Like is it a fact that if you take hard drugs the effect on your brain is going to be permanent, or could someone say take a specifically small amount of heroin once a week and forever be fine (it is taboo to ask such a thing, but maybe there is a safer way to use harder drugs also)
I am unsure if anyone can take meth even once a year and be unaffected mentally the rest of the time.
Knowing such a dopamine rush and having no way to match it in normal life is damaging.
I thought the same about speed when I would take that at 16-19
Also k seems nice, but it quickly damages your bladder even from what I thought was small amounts of uses, its not very flattering when you try to pick up chicks but need to piss ever 10-20 mins.

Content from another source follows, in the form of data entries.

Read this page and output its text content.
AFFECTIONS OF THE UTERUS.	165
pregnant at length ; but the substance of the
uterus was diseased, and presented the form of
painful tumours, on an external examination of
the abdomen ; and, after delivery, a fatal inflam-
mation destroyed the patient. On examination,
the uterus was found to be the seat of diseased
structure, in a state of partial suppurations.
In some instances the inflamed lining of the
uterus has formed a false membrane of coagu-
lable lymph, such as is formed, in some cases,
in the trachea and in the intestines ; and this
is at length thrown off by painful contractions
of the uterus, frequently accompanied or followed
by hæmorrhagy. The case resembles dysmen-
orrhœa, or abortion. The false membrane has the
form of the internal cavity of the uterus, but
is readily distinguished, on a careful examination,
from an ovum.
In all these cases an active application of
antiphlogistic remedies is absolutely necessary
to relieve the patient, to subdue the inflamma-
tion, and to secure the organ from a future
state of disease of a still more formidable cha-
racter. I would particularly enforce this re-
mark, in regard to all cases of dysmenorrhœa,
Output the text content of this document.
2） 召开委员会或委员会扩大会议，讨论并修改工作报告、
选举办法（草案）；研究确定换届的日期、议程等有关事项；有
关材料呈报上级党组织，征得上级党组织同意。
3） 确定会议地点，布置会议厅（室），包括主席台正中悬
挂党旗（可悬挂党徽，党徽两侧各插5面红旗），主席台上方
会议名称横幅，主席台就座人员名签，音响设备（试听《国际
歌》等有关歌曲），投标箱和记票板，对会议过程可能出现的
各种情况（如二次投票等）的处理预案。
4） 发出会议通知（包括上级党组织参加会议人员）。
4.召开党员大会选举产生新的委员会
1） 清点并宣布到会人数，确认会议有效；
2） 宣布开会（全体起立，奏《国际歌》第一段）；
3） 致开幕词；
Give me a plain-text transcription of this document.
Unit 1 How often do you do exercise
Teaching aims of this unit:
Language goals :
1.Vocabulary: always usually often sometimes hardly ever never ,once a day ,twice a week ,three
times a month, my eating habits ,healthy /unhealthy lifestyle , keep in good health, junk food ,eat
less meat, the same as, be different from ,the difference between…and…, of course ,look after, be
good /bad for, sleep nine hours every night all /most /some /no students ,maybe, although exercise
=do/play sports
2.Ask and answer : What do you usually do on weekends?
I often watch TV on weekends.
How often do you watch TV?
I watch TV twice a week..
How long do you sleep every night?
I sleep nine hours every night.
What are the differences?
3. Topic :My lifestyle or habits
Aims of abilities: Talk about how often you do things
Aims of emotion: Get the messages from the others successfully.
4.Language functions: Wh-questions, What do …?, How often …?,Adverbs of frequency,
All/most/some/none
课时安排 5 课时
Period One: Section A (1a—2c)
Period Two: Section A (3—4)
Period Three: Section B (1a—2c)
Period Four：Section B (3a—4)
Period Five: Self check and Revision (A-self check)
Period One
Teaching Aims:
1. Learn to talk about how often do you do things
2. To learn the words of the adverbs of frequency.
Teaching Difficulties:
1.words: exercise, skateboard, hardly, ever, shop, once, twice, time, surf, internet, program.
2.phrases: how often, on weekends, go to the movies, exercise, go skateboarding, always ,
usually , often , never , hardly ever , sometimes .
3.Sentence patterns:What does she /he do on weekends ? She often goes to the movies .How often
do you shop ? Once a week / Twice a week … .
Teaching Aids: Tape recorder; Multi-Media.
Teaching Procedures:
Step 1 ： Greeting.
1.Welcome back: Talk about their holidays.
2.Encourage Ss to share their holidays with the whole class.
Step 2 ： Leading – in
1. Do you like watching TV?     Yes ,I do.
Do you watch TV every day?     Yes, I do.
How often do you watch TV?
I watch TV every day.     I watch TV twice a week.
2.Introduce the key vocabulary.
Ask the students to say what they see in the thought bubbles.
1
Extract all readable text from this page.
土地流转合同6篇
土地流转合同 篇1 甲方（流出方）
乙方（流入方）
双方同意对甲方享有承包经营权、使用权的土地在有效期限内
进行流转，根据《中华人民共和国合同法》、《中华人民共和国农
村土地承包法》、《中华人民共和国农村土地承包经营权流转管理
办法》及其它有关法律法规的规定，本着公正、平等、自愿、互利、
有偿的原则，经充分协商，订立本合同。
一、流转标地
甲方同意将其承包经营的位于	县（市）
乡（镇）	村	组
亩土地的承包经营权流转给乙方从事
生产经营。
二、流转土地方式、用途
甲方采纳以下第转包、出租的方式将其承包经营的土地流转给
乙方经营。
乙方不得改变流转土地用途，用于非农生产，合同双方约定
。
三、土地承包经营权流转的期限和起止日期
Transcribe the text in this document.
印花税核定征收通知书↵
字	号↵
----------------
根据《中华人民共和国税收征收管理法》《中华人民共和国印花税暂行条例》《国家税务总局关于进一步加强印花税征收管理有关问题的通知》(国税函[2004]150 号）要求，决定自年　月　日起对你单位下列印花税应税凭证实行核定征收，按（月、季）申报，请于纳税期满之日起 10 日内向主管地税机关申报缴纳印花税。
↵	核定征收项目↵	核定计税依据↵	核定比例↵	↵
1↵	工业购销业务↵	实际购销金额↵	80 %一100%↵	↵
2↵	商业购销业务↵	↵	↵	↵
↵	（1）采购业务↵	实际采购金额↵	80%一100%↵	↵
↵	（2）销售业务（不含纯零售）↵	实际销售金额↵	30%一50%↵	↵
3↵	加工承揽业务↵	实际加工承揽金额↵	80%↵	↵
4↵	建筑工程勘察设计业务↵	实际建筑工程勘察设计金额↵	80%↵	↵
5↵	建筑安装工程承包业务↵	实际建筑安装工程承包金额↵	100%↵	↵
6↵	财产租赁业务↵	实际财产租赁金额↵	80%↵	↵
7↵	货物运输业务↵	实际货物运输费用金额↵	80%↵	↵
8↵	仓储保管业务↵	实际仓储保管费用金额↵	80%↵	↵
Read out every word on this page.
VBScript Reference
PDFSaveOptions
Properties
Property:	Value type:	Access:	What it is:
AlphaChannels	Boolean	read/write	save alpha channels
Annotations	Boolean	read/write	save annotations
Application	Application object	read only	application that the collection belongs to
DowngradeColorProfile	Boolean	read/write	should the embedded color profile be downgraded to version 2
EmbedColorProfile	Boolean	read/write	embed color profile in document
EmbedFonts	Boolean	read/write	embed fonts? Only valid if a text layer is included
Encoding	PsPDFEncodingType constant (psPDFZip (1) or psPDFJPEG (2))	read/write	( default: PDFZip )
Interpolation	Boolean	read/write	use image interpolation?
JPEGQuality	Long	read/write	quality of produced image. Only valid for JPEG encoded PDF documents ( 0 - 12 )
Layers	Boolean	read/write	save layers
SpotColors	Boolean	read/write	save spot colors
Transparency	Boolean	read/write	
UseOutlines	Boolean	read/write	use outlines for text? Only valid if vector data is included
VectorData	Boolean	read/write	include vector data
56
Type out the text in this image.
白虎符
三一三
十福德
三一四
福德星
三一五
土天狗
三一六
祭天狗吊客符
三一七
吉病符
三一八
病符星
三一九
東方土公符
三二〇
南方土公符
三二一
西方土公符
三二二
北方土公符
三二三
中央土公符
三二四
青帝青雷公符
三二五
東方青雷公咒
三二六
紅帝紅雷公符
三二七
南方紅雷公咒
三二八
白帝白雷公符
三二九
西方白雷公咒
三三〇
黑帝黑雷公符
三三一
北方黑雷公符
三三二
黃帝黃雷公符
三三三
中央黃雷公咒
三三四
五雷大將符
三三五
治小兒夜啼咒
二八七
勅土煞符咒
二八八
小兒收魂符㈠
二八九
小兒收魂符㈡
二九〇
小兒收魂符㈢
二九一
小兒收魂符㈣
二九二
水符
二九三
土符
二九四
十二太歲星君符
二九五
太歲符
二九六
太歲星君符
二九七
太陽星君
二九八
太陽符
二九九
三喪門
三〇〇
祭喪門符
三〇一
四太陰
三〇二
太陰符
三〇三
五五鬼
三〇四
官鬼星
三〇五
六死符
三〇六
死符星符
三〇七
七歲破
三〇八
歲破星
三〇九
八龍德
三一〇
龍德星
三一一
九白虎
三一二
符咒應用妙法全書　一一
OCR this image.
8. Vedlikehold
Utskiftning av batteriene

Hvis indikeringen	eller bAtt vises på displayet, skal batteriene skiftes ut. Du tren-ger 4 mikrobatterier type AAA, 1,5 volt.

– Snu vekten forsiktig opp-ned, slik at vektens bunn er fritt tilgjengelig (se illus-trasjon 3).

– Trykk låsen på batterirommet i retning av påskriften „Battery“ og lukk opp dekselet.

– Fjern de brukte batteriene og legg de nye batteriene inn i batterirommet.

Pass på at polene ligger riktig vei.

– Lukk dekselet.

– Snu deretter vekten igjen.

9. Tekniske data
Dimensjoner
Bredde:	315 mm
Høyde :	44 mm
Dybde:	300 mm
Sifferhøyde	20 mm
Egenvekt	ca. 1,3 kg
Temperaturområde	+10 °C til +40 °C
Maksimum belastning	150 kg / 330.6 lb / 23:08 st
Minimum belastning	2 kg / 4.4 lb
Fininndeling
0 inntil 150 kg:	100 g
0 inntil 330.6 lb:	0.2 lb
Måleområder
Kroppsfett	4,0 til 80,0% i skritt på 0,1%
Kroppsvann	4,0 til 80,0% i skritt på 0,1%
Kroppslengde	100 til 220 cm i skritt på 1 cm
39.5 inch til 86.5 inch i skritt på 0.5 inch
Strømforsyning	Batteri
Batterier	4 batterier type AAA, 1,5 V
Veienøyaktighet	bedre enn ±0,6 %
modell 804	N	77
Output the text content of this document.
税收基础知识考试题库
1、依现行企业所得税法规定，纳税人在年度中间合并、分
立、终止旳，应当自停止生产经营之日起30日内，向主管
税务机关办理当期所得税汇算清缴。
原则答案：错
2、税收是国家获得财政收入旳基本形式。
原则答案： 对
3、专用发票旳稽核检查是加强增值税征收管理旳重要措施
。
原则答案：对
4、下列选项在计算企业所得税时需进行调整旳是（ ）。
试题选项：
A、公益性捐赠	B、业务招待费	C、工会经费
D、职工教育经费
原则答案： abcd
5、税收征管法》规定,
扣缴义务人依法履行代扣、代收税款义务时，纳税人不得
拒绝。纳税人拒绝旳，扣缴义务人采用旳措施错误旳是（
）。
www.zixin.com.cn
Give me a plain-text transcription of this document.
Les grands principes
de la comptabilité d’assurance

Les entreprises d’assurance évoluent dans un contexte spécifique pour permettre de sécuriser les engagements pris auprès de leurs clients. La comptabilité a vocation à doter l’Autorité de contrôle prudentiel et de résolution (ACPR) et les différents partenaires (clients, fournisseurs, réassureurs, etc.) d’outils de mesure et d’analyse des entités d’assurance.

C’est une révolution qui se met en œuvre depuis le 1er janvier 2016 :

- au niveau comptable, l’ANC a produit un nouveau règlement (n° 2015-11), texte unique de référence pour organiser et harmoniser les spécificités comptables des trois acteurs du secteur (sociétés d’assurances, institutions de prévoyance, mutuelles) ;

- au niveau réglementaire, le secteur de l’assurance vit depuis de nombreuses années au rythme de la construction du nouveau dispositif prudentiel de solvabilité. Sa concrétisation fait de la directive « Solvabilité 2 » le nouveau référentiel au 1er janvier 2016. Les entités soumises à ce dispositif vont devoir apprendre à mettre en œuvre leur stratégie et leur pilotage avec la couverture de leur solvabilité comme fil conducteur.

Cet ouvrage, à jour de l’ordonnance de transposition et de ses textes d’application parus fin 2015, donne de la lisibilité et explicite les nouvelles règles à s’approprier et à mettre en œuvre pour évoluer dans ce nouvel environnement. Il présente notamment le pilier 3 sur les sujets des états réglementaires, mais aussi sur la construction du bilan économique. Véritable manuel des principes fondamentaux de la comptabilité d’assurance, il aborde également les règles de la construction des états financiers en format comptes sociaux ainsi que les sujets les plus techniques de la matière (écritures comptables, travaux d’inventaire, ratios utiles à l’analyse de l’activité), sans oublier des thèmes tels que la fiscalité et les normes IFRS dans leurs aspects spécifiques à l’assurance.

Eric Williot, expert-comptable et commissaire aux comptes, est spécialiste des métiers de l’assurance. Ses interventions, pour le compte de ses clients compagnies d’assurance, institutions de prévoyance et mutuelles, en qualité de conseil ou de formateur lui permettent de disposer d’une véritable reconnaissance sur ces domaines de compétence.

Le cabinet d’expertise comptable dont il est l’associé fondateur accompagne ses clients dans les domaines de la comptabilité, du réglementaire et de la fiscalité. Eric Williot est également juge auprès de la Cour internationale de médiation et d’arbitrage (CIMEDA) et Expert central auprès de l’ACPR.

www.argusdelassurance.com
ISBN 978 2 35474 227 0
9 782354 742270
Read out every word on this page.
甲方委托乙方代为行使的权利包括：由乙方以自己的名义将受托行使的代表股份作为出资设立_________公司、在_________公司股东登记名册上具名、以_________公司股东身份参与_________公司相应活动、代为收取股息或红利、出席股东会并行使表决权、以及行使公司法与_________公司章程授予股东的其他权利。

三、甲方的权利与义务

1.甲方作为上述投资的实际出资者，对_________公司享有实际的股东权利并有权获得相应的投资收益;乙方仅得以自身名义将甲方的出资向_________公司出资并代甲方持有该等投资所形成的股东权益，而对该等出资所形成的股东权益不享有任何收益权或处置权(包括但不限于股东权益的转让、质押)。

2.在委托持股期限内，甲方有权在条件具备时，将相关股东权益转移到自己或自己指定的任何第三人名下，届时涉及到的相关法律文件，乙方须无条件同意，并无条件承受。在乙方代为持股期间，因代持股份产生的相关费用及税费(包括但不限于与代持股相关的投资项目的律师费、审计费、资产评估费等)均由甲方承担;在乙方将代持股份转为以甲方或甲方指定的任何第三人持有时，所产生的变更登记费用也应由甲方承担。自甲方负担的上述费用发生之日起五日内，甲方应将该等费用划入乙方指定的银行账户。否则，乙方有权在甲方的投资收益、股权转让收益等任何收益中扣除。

So yeah, a reminder to some of our other users to "check yourself before you wreck yourself".
Many new users won't even visit the darkside sub. I didn't, cos the bad stuff wasn't ever going to happen to me, or so I thought.
I personally think if someone smokes weed it should be once a week on weekends or something, no wake and baking, no using it to escape reality. However I smoke 24/7 if I'm awake so I'm a hypocrite for not being able to do it, weeds harder to stop than heroin crack or meth was for me.
Or perhaps its the nicotine cos in the UK we smoke joints, always with baccy.
I think if you are in a good place mentally and predisposed to a good reaction to psychedelics, there is nothing better than shrooms. I actually think they help repair some of the more non reversible effects drugs can have longterm, likeliteral brain damage.
My mind doesn't think the same as it once did. Cognitively I have noticed I am lost off words in conversations, short of breath so must shorten my sentences we don't realise how much of an advantage we have at age 17-21 when we are mostly healthy and able to communicate, travel do whatever we want, like they say "youth is wasted on the young" the bastard is im not even 27 and I'm already fucked. It sycks and I want other young people to enjoy life and not mess up as much as I have. I should be in my prime but I never got to have it. Mostly trying to impress stupid people I never see anymore, cos it was "cool" atthe time.
I play music and I wish I hadn't damaged my hands and arms with iv use, and my fkn ears have tinnitus, possibly from k but probs from massively loud music levels over the years.
Look after yourselves. Future you needs you to be there for them.
Don't get to the point where its live in suffering and increasingly realising that there isn't any more "good times" ahead of you, whether its relationships, jobs or a damaged cognitive state. You don't want this.
Are there any successful drug users who discovered how to partake without it getting out of hand?
People like me have no choice but abstinence or die a horrible death at this point. I probably will die of what I've done already, its about extending my life by simply stopping shortening it.
But is there hope for the younger users who look to this forum as I did as a 14 year old kid first trying things, is there a way we can show the consequences of different levels of use, that if you do x and y for z amount of time, you will have % chance of ending up like a, b or c.
Etc. With graphs with quantitive and case studies filled with qualitative data.
How do we answer questions for people who don't yet know the information they need to know about, the questions we don't ask because we didn't know to yet.
Any thoughts?
How can we stop newer users from ever reaching over to the DarkSide.
Or is there no hope, like there sadly wasn't for me. Despite all of this sites best advice, that was all correct, does it just fall down to the fact its on ourselves to "check ourselves before we wreck ourselves".
Sorry if the post is a bit ranty. I would just like to make our suffering not be for nothing.